The panelists expressed some of the same sentiments about competitive advantage heard earlier in GM CEO Mary Barra's keynote. Au, pleased with the trust he's seen built through information sharing, noted that cybersecurity is not a competitive area. Center comparee Auto-ISAC to NATO—an attack on one is an attack on all. Massimilla agreed that best practices aren't a field of competition, and they're not a least common denominator, either.
Corman saw an opportunity for the automotive industry to avoid the contentious relation between researchers and industry that one has unfortunately seen in, for example, the software industry. "Autonomous vehicles will require enormous confidence and enormous reliability," he noted, and we can't permit mutual suspicion between industry and researchers to compromise this. Academic research, prototyping, and reference architecture are being pulled together. Tell your customers how they can handle failure, and "tell your researchers you won't sue them for reporting failure."

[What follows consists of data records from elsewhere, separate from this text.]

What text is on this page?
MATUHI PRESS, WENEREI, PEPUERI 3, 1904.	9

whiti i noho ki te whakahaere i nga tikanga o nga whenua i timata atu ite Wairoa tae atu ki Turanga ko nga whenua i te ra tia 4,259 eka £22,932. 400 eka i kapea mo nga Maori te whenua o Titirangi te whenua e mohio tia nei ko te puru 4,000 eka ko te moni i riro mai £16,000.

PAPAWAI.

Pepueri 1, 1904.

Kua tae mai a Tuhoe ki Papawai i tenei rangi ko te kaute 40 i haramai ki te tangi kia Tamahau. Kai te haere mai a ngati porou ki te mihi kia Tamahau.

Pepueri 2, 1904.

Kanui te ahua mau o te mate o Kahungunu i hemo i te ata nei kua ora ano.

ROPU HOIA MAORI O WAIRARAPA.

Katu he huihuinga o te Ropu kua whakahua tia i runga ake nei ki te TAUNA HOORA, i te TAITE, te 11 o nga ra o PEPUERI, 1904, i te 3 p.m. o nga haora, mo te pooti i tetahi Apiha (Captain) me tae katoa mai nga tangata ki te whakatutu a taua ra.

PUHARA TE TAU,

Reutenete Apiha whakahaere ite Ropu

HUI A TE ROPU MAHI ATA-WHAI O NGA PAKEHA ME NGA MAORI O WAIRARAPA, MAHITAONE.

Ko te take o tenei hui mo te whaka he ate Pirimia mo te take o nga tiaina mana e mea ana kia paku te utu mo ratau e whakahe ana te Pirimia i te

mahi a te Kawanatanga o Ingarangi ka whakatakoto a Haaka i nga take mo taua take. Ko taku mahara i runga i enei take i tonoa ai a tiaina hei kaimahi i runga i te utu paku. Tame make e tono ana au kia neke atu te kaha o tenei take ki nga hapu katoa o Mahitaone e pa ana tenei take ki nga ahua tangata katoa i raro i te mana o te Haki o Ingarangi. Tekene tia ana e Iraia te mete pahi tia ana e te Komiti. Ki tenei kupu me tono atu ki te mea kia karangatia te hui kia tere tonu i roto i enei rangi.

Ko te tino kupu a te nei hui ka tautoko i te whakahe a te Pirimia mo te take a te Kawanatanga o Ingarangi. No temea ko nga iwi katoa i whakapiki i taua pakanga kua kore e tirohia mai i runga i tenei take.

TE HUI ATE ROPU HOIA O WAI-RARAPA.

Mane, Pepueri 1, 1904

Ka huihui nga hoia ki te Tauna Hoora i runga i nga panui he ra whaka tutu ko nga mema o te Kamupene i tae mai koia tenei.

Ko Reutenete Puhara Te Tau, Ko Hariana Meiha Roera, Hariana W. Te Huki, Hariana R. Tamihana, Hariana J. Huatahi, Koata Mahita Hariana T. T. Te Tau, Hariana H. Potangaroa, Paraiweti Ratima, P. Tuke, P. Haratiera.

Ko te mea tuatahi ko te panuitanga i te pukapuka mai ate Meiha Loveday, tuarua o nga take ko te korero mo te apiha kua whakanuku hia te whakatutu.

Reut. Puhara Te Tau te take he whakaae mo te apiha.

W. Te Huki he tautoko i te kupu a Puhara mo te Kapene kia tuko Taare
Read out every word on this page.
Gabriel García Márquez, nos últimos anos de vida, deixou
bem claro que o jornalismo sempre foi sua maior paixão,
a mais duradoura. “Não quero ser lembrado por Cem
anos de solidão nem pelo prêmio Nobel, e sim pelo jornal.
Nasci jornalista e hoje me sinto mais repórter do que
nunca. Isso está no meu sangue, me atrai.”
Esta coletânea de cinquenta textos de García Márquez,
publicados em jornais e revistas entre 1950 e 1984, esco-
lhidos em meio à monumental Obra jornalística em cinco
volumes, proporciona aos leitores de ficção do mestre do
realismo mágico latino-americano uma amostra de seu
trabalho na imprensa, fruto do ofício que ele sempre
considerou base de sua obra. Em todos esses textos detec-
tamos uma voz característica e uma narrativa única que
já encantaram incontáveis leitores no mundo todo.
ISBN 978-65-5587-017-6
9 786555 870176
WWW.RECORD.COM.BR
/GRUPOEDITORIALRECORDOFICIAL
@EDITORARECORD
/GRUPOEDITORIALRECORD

It's been important, Massimilla said, for us to look at what other people have learned as they've worked out collaboration. He sees sharing within ISACs as an important way of doing this, and a way that offers hope of distinguishing important information against the inevitable background of noise. The ISAC is an opportunity for collaborative learning. To Allen's question about the sorts of lessons that might be learned from other sectors, Corman thought the most interesting lessons are the ones learned "wherever bits and bytes meet flesh and blood."
There was general agreement on the value of research and vulnerability demonstrations in moving the industry toward a more predictive, proactive approach to the cybersecurity of its products. Corman sees an interesting challenge in providing an approach to instrumenting vehicles for accident investigation that still protects users' privacy. Massimlla said that the same practices that keep you private should also keep you safe. (Corman returned to the theme of privacy during the question session at the end of the discussion. Displaying an "I [heart] privacy" button in testimony to his sincerity, he also reminded people that, in the operation of vehicles and elsewhere, privacy might not be an absolute value. "I love my privacy. I want to be alive to enjoy it," he said. "I don't want to see corpses with their privacy intact.")
Center (with Au agreeing) saw a positive regulatory and collaborative environment. Massimilla argued that best practices must be adaptable to diverse approaches and ways of doing business: collaborators after all remain competitors, which means they do things differently. So while safety and security aren't places they seek competitive advantage, the best practices the industry's members share should be sufficiently adaptable to cover the ways in which they do seek legitimate competitive advantage.
"We have a window of exposure before best practices are implemented," Corman warned, and that window "must be closed as soon as possible." He recommended that industry build its security capacity before coming legal changes begin to force that capacity.
Allen concluded by observing that best practices don't constitute a compliance model. "We're not going to flip this into a compliance matrix."